Je mets du temps avant de voir la silhouette du blondinet, enfin, d’en distinguer les traits flous. Ma respiration encore profonde, je reprends peu à peu mes esprits, ou plutôt ma mâchoire semble vouloir articuler quelques mots pour me faire comprendre de ma compagnie masculine.
- Putain d’me…La douleur au niveau de ma taille me tiraille subitement et m’arrache une grimace. Au moins, il avait réussi à se défaire de mes chasseurs, et je l’en remercierai jamais assez pour cela. On peut dire qu’il était tombé à point nommé. À croire, peut-être, qu’il y a une bonne étoile qui veille sur moi et qui ne souhaite pas me voir mourir. Pas encore. Ce surnom qu’il me donne m’aurait fait grogner si j’avais été en pleine possession de ma personne, mais cela ne m’arrache qu’un petit rire, sachant parfaitement qu’il en profite, le salaud.
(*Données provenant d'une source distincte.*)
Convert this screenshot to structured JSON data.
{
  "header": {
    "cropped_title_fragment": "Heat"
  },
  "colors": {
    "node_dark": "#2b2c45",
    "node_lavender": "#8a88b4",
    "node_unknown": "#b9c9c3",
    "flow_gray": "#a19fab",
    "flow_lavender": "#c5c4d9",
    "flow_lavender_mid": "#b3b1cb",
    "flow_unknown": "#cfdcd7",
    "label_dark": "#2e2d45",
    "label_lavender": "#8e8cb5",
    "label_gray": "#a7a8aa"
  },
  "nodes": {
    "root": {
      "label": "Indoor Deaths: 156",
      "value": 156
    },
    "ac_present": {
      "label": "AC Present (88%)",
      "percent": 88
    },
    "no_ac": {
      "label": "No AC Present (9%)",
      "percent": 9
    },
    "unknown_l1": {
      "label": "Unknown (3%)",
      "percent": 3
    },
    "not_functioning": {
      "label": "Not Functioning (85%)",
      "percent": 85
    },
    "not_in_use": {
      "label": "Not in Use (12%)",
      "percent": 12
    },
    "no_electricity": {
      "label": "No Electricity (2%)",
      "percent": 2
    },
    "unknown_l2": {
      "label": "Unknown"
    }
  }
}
Je le fixe, son profil trouble, de mes yeux sans pupille ni iris.
- Tu as de la chance que je sois dans…Cet état…Je grogne l’espace d’un instant, retenant un ricanement pour ne pas souffrir davantage.
- Sinon je ne me serais pas gênée pour te foutre un pain dans les valseuses pour ce surnom débile.Mais l’heure n’était plus à la plaisanterie. Si je continue de saigner, je ne vais pas m’en sortir. Avec ce qu’il me reste de force, j’arrive à bouger mes bras pour plaquer mes mains sur la blessure et appuyer, retenant ma douleur de par ma mâchoire serrée. Putain que ça fait mal…J’observe Lamnard un moment, avant de me remettre à parler. Correctement, je l’espère.
- De l’eau…Du thym pour nettoyer…Puis du miel, et des feuilles de choux en cataplasme…Et un bandage pour tenir tout ça…J’avais…Dans mon sac…Mais à dire vrai, je ne sais même pas si je l’ai encore sur le dos. La seule chose que je ressens là, c’est ma taille et ma cuisse…Il faut dire que j’ai failli servir de viande à brochettes pour un futur feu de joie.